# Tempestade Tropical FIONA (Atlântico 2010 #AL08)



## Rog (30 Ago 2010 às 22:11)

Do invest 97L, formou-se no Atlântico a Tempestade tropical Fiona. 













Aviso n.1:


> ...TROPICAL STORM FIONA FORMS EAST OF THE LEEWARD ISLANDS...
> 
> 
> SUMMARY OF 500 PM EDT...2100 UTC...INFORMATION
> ...


----------



## Vince (30 Ago 2010 às 22:19)

Um pouco discutível a nomeação deste ciclone para já. Estruturalmente está bastante pobre, um avião da NOAA que andou em toda a região a lançar sondas, numa delas foi registado vento de 35kt que sustentam esta classificação, ok, está certo, mas não me recordo de alguma vez ter visto um sistema com uma estrutura destas a ser classificado. 



> EARLIER TODAY...ABOUT 30 DROPSONDES WERE RELEASED DURING A G-V
> RESEARCH MISSION BEING CONDUCTED BY THE NATIONAL CENTER FOR
> ATMOSPHERIC RESEARCH NEAR THE AREA OF LOW PRESSURE LOCATED ABOUT
> 800 MILES EAST OF THE LESSER ANTILLES.  ONE OF THE DROPSONDES
> ...


----------



## analuu (30 Ago 2010 às 22:30)

ha alguma probabilidade de passar por punta cana ate sabado e dai em diante?


----------



## Vince (31 Ago 2010 às 10:12)

analuu disse:


> ha alguma probabilidade de passar por punta cana ate sabado e dai em diante?



Alguma probabilidade há sempre nestas coisas, mas Fiona passará a nordeste da Republica Dominicana antes disso, ainda esta quinta-feira e em princípio já razoavelmente afastada. Para a próxima semana acompanha a nova perturbação, a 98L. Nesta altura do ano é sempre assim, umas atrás das outras para vigiar  :-)


----------



## Vince (31 Ago 2010 às 10:21)

Tempestade Tropical FIONA tem gerado mais convecção mas permanece bastante desorganizada em termos de circulação.

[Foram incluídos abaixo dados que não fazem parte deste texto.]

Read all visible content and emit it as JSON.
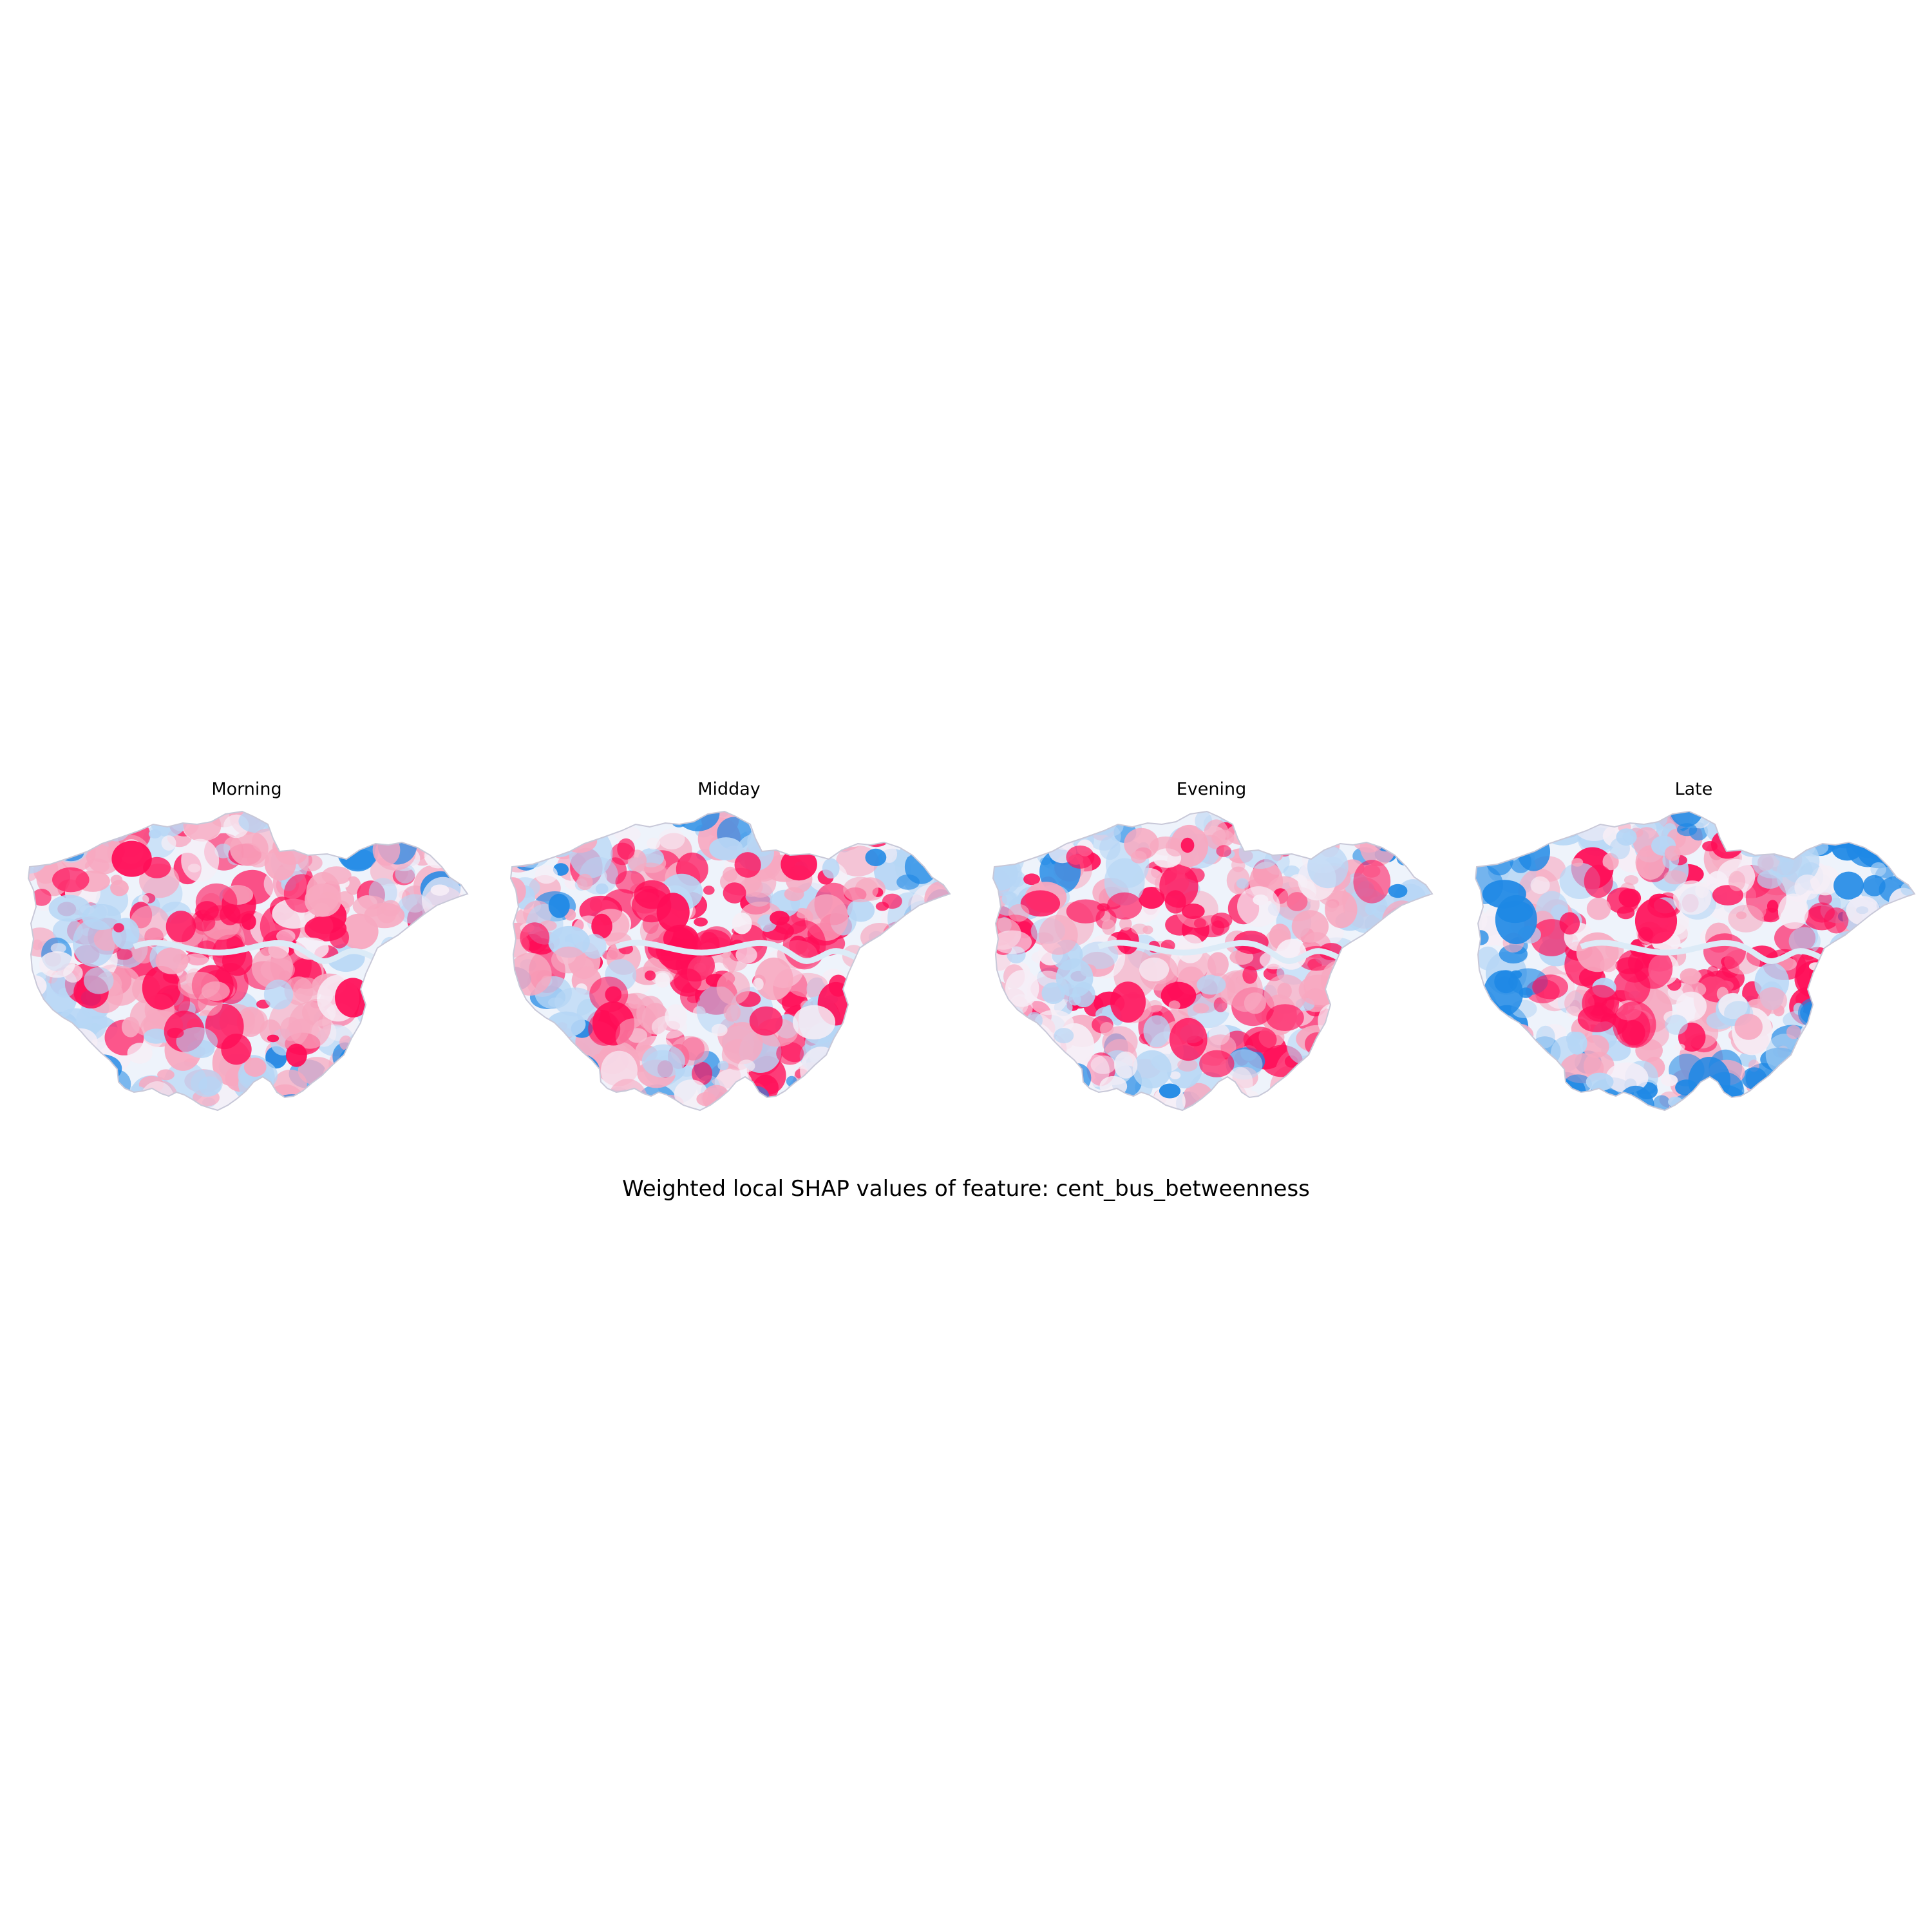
{
  "figure": {
    "caption": "Weighted local SHAP values of feature: cent_bus_betweenness"
  },
  "colors": {
    "positive": "#ff0d57",
    "positive_light": "#f7a8c0",
    "neutral": "#f6eef6",
    "negative_light": "#b6d6f5",
    "negative": "#1e88e5",
    "boundary": "#c8c8d8"
  },
  "panels": [
    {
      "title": "Morning",
      "pattern": 0
    },
    {
      "title": "Midday",
      "pattern": 1
    },
    {
      "title": "Evening",
      "pattern": 2
    },
    {
      "title": "Late",
      "pattern": 3
    }
  ]
}
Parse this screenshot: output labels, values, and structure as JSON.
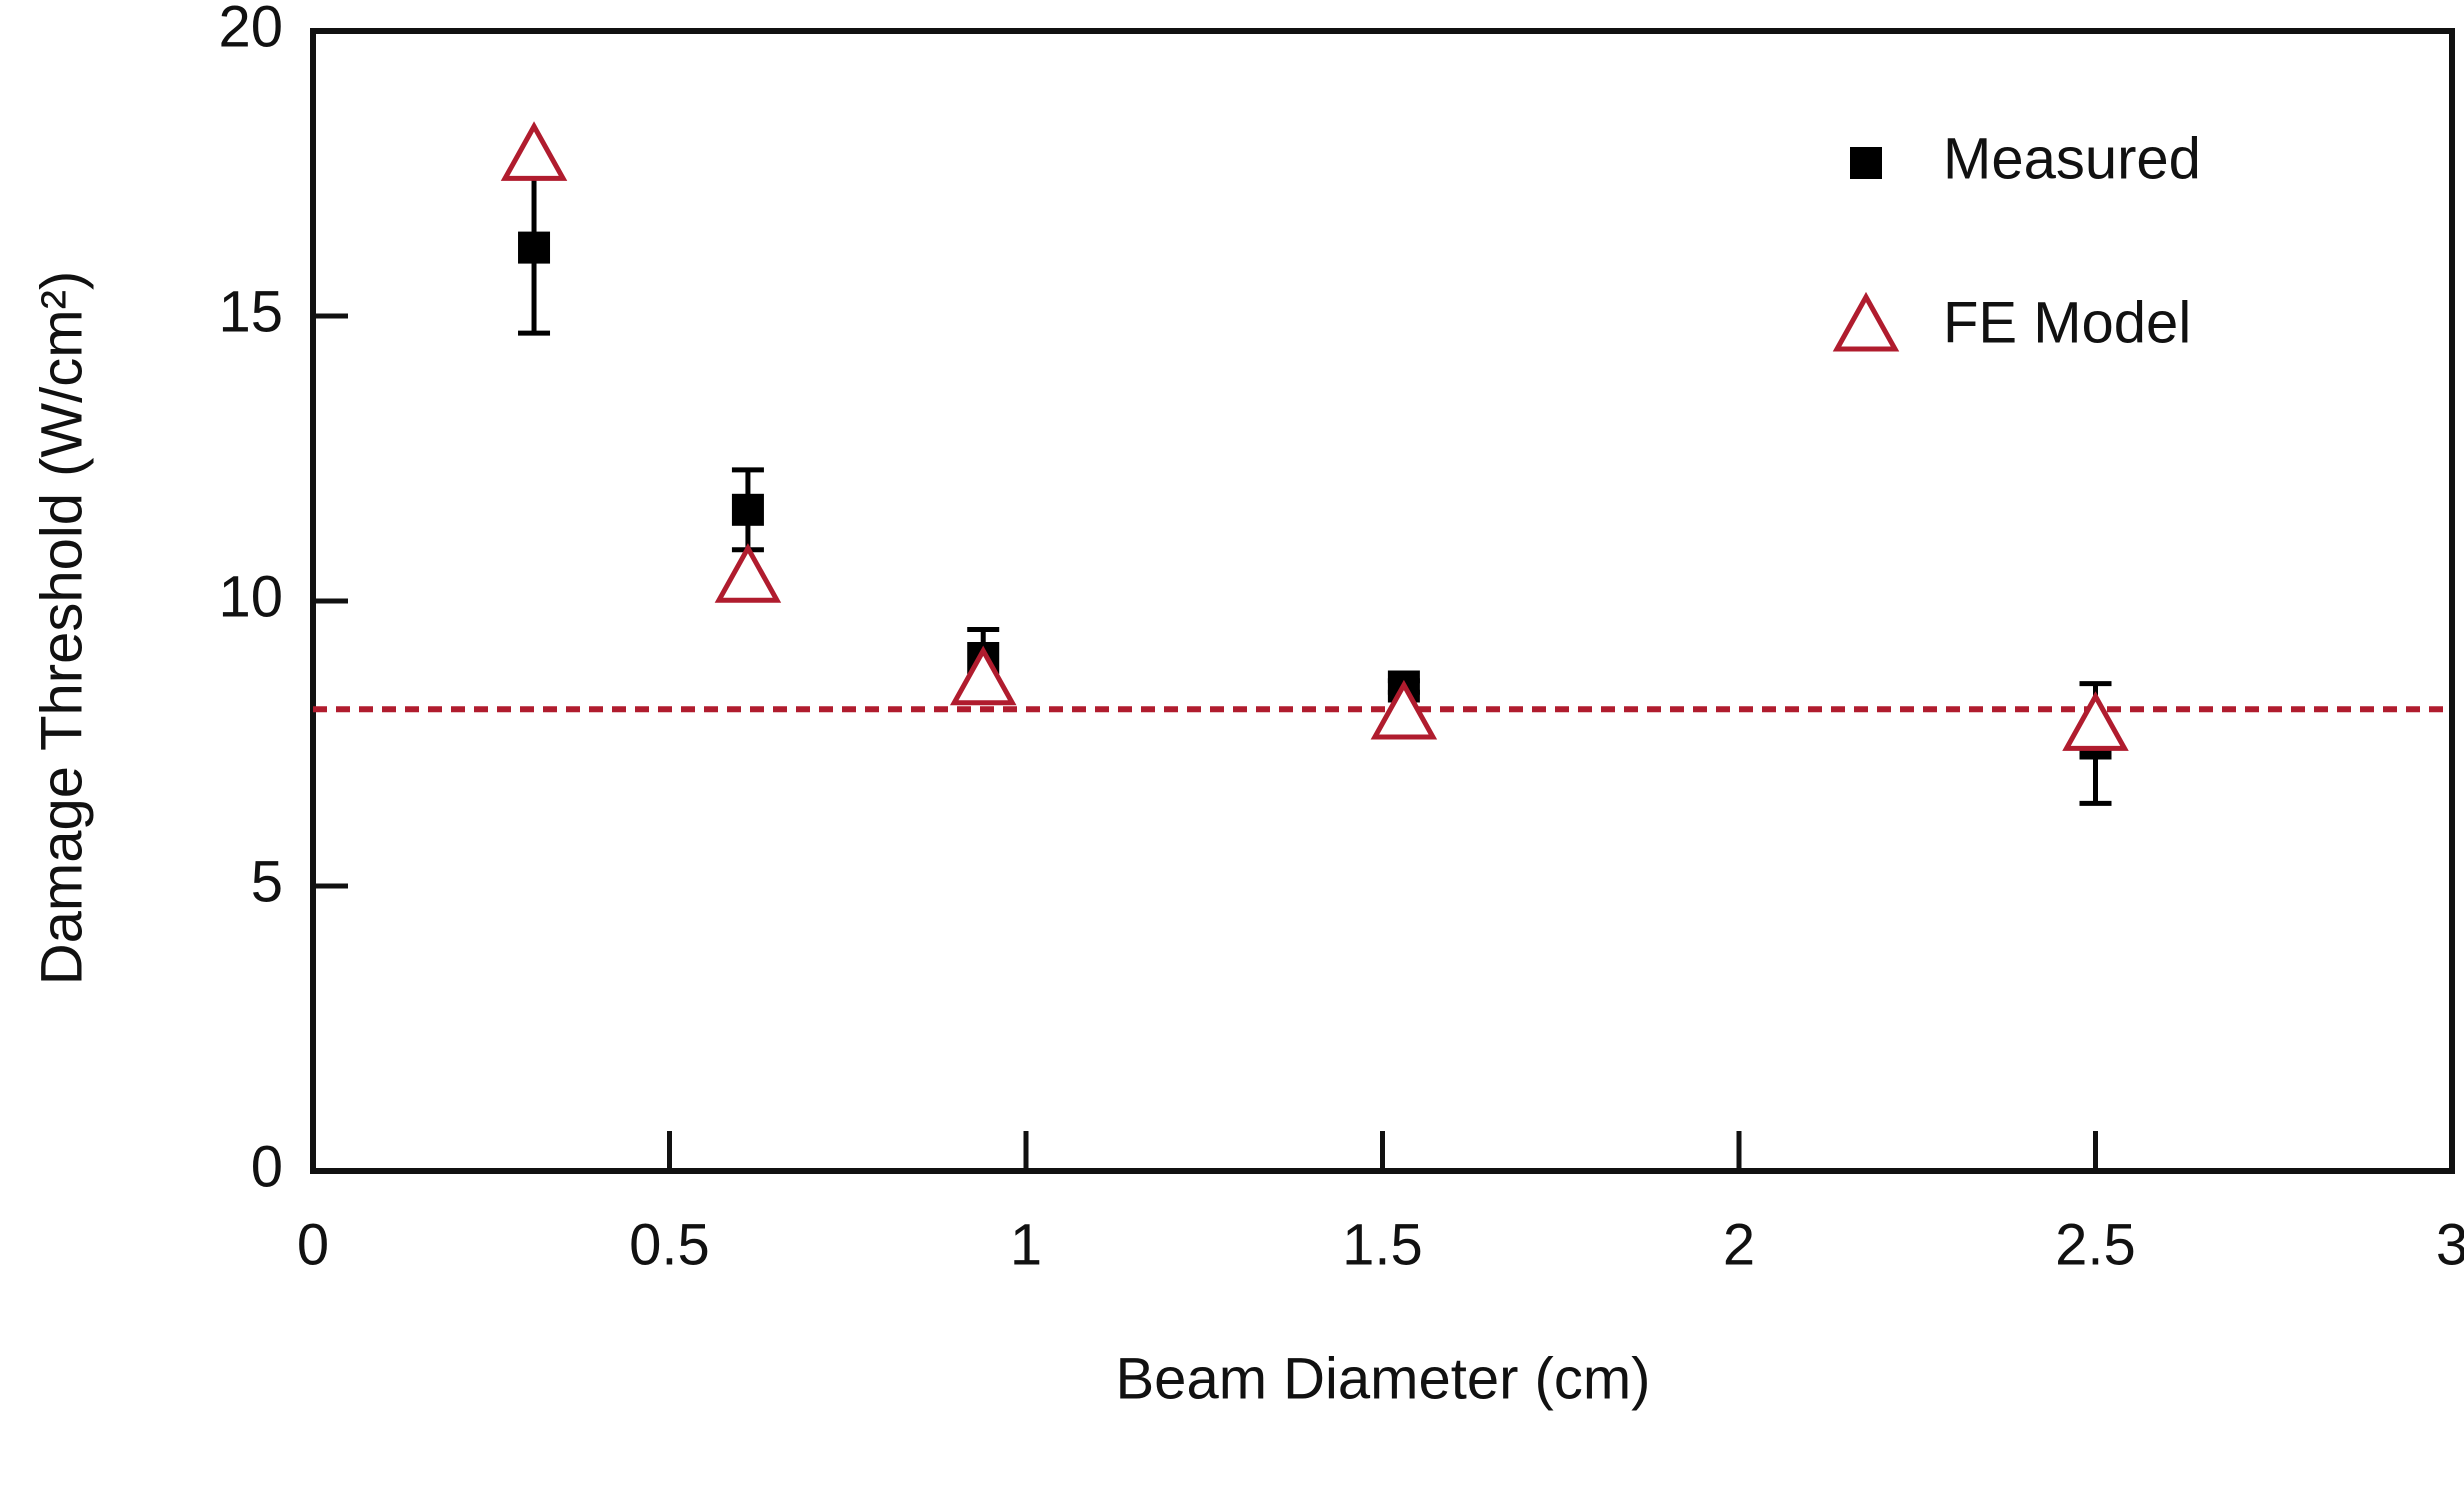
{
  "chart_data": {
    "type": "scatter",
    "x_label": "Beam Diameter (cm)",
    "y_label": "Damage Threshold (W/cm²)",
    "xlim": [
      0,
      3
    ],
    "xticks": [
      0,
      0.5,
      1,
      1.5,
      2,
      2.5,
      3
    ],
    "ylim": [
      0,
      20
    ],
    "yticks": [
      0,
      5,
      10,
      15,
      20
    ],
    "legend": "upper right",
    "series": [
      {
        "name": "Measured",
        "color": "#000000",
        "marker": "square",
        "x": [
          0.31,
          0.61,
          0.94,
          1.53,
          2.5
        ],
        "values": [
          16.2,
          11.6,
          9.0,
          8.5,
          7.5
        ],
        "errors": [
          1.5,
          0.7,
          0.5,
          0.1,
          1.05
        ]
      },
      {
        "name": "FE Model",
        "color": "#b01c2e",
        "marker": "triangle",
        "x": [
          0.31,
          0.61,
          0.94,
          1.53,
          2.5
        ],
        "values": [
          17.8,
          10.4,
          8.6,
          8.0,
          7.8
        ]
      }
    ],
    "reference_line": {
      "value": 8.1,
      "color": "#b01c2e",
      "style": "dashed"
    }
  }
}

Devido à proximidade do poderoso Furacão EARL, o outflow deste certamente provocará shear que impedirá grandes intensificações da FIONA, tal como é provável que a FIONA apanhe água menos quente devido ao upwelling provocado pelo mesmo Furacão. De qualquer forma o NHC avisa que é tudo bastante incerto pois é uma sinóptica complexa.


----------



## Vince (1 Set 2010 às 23:37)

FIONA mantém-se como Tempestade Tropical moderada segundo dados recolhidos por avião. O aspecto não está grande coisa, com o centro a ficar exposto a norte. Viver na sombra do gigante "Earl" nunca lhe deu grandes hipóteses de se desenvolver mais.


----------